In the dynamic world of renewable energy, hybrid power plants are emerging as the new superheroes, combining the strengths of multiple renewable sources and storage systems. But even superheroes face challenges, and for these hybrid power plants, reliability in providing balancing services is a significant hurdle. Enter Rujie Zhu, a researcher from the Technical University of Denmark (DTU), who has developed a novel model to optimize the operation of these plants, ensuring they can reliably deliver the energy we need when we need it.
Zhu’s research, published in the International Journal of Electrical Power & Energy Systems, focuses on utility-scale renewable hybrid power plants (HPPs). These plants combine various renewable generation technologies and storage systems, but often, the storage size is smaller than the renewable resources due to overplanting and co-location. This imbalance can make it challenging for HPPs to provide reliable balancing services, which are crucial for maintaining the stability of the power grid.
The model Zhu proposes is a robust two-level optimization approach. The first level focuses on hour-ahead offering and operation, while the second level handles generation re-scheduling. “The key innovation here is the way we handle uncertainties,” Zhu explains. “We consider uncertainties from wind power generation as decision-independent, but also account for decision-dependent uncertainties related to the activation of manual frequency restoration reserve (mFRR) energy.”
The mFRR market is a crucial part of the energy system, providing the flexibility needed to balance supply and demand in real-time. Zhu’s model ensures that HPPs can reliably deliver both upward and downward mFRR, meeting the transmission system operators’ required 90% reliability. In fact, the model shows that HPPs can deliver upward mFRR in 94% of the activated time and downward mFRR in 99% of the activated time.
So, what does this mean for the energy sector? Well, it’s a game-changer. As we transition to a more renewable-based energy system, the ability to reliably balance supply and demand becomes increasingly important. Zhu’s model provides a way to optimize the operation of HPPs, ensuring they can reliably provide the balancing services we need. This could lead to more widespread adoption of HPPs, helping to accelerate the transition to a more sustainable energy system.

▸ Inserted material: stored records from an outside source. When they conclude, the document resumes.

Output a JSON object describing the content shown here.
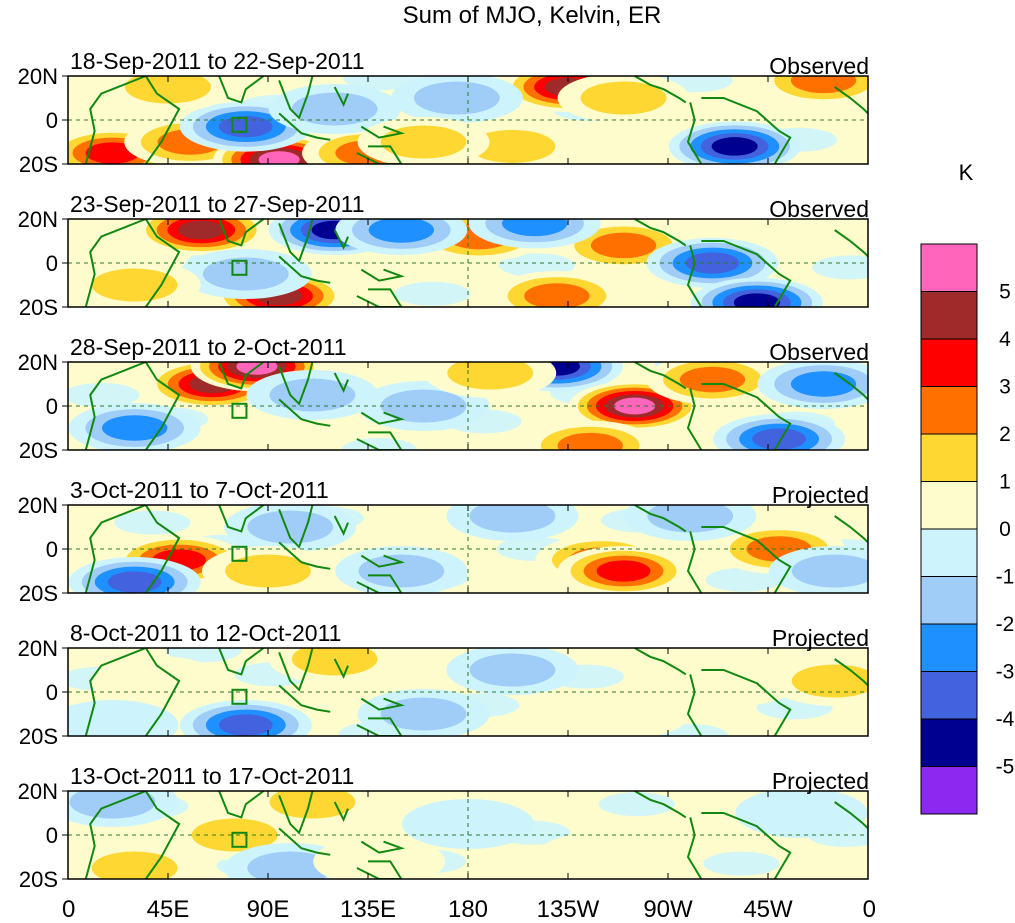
{
  "chart_data": {
    "type": "heatmap",
    "title": "Sum of MJO, Kelvin, ER",
    "units": "K",
    "x_ticks": [
      "0",
      "45E",
      "90E",
      "135E",
      "180",
      "135W",
      "90W",
      "45W",
      "0"
    ],
    "y_ticks": [
      "20N",
      "0",
      "20S"
    ],
    "x_range_deg_east": [
      0,
      360
    ],
    "y_range_deg": [
      -20,
      20
    ],
    "colorbar": {
      "labels": [
        "5",
        "4",
        "3",
        "2",
        "1",
        "0",
        "-1",
        "-2",
        "-3",
        "-4",
        "-5"
      ],
      "colors": [
        "#ff66bb",
        "#9e2a2a",
        "#ff0000",
        "#ff7000",
        "#ffd733",
        "#fefccc",
        "#cdf4fc",
        "#a0cdf8",
        "#1e90ff",
        "#4262de",
        "#000090",
        "#8c28f0"
      ]
    },
    "panels": [
      {
        "date_range": "18-Sep-2011 to 22-Sep-2011",
        "label": "Observed",
        "anomalies": [
          [
            20,
            -15,
            4
          ],
          [
            55,
            -10,
            2.5
          ],
          [
            95,
            -18,
            5.5
          ],
          [
            135,
            -15,
            3
          ],
          [
            200,
            -12,
            2
          ],
          [
            225,
            15,
            5
          ],
          [
            250,
            10,
            2
          ],
          [
            300,
            -12,
            -4.5
          ],
          [
            340,
            18,
            3
          ],
          [
            80,
            -3,
            -3.5
          ],
          [
            120,
            5,
            -2
          ],
          [
            175,
            10,
            -2
          ],
          [
            45,
            15,
            1.5
          ],
          [
            160,
            -10,
            2
          ]
        ]
      },
      {
        "date_range": "23-Sep-2011 to 27-Sep-2011",
        "label": "Observed",
        "anomalies": [
          [
            60,
            15,
            4.5
          ],
          [
            95,
            -15,
            5
          ],
          [
            120,
            15,
            -4.5
          ],
          [
            185,
            12,
            3
          ],
          [
            220,
            -15,
            3
          ],
          [
            250,
            8,
            3
          ],
          [
            290,
            0,
            -4
          ],
          [
            310,
            -18,
            -4.5
          ],
          [
            150,
            15,
            -2.5
          ],
          [
            80,
            -5,
            -2
          ],
          [
            30,
            -10,
            2
          ],
          [
            210,
            18,
            -3
          ]
        ]
      },
      {
        "date_range": "28-Sep-2011 to 2-Oct-2011",
        "label": "Observed",
        "anomalies": [
          [
            65,
            10,
            4.5
          ],
          [
            85,
            18,
            5.5
          ],
          [
            220,
            18,
            -4.5
          ],
          [
            255,
            0,
            5.5
          ],
          [
            235,
            -18,
            3
          ],
          [
            320,
            -15,
            -4
          ],
          [
            290,
            12,
            3
          ],
          [
            110,
            5,
            -2
          ],
          [
            30,
            -10,
            -2.5
          ],
          [
            160,
            0,
            -2
          ],
          [
            190,
            15,
            2
          ],
          [
            340,
            10,
            -2.5
          ]
        ]
      },
      {
        "date_range": "3-Oct-2011 to 7-Oct-2011",
        "label": "Projected",
        "anomalies": [
          [
            50,
            -5,
            3.5
          ],
          [
            30,
            -15,
            -3.5
          ],
          [
            240,
            -5,
            3
          ],
          [
            250,
            -10,
            3.5
          ],
          [
            200,
            15,
            -2
          ],
          [
            320,
            0,
            2.5
          ],
          [
            100,
            10,
            -1.5
          ],
          [
            150,
            -10,
            -1.5
          ],
          [
            280,
            15,
            -1.5
          ],
          [
            90,
            -10,
            1.5
          ],
          [
            345,
            -10,
            -1.5
          ]
        ]
      },
      {
        "date_range": "8-Oct-2011 to 12-Oct-2011",
        "label": "Projected",
        "anomalies": [
          [
            80,
            -15,
            -3.5
          ],
          [
            120,
            15,
            2
          ],
          [
            200,
            10,
            -1.5
          ],
          [
            40,
            5,
            1
          ],
          [
            250,
            -10,
            1
          ],
          [
            300,
            5,
            1
          ],
          [
            345,
            5,
            1.5
          ],
          [
            160,
            -10,
            -1.5
          ],
          [
            20,
            -15,
            -1
          ]
        ]
      },
      {
        "date_range": "13-Oct-2011 to 17-Oct-2011",
        "label": "Projected",
        "anomalies": [
          [
            75,
            0,
            2
          ],
          [
            100,
            -15,
            -2
          ],
          [
            110,
            15,
            1.5
          ],
          [
            30,
            -15,
            1.5
          ],
          [
            180,
            5,
            -1
          ],
          [
            240,
            -10,
            1
          ],
          [
            330,
            10,
            -1
          ],
          [
            20,
            15,
            -1.5
          ],
          [
            140,
            -12,
            1
          ]
        ]
      }
    ]
  }
}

But the implications don’t stop there. The model’s ability to handle both decision-independent and decision-dependent uncertainties could have broader applications in the energy sector. As Zhu puts it, “This approach could be applied to other areas where uncertainties play a significant role, such as in the integration of electric vehicles or the development of smart grids.”
The energy sector is on the cusp of a revolution, and research like Zhu’s is at the forefront of this change. By providing a way to optimize the operation of HPPs, Zhu’s model could help to shape the future of the energy sector, making it more reliable, more sustainable, and more resilient. As we look to the future, it’s clear that hybrid power plants, and the innovative models that optimize their operation, will play a crucial role in powering our world.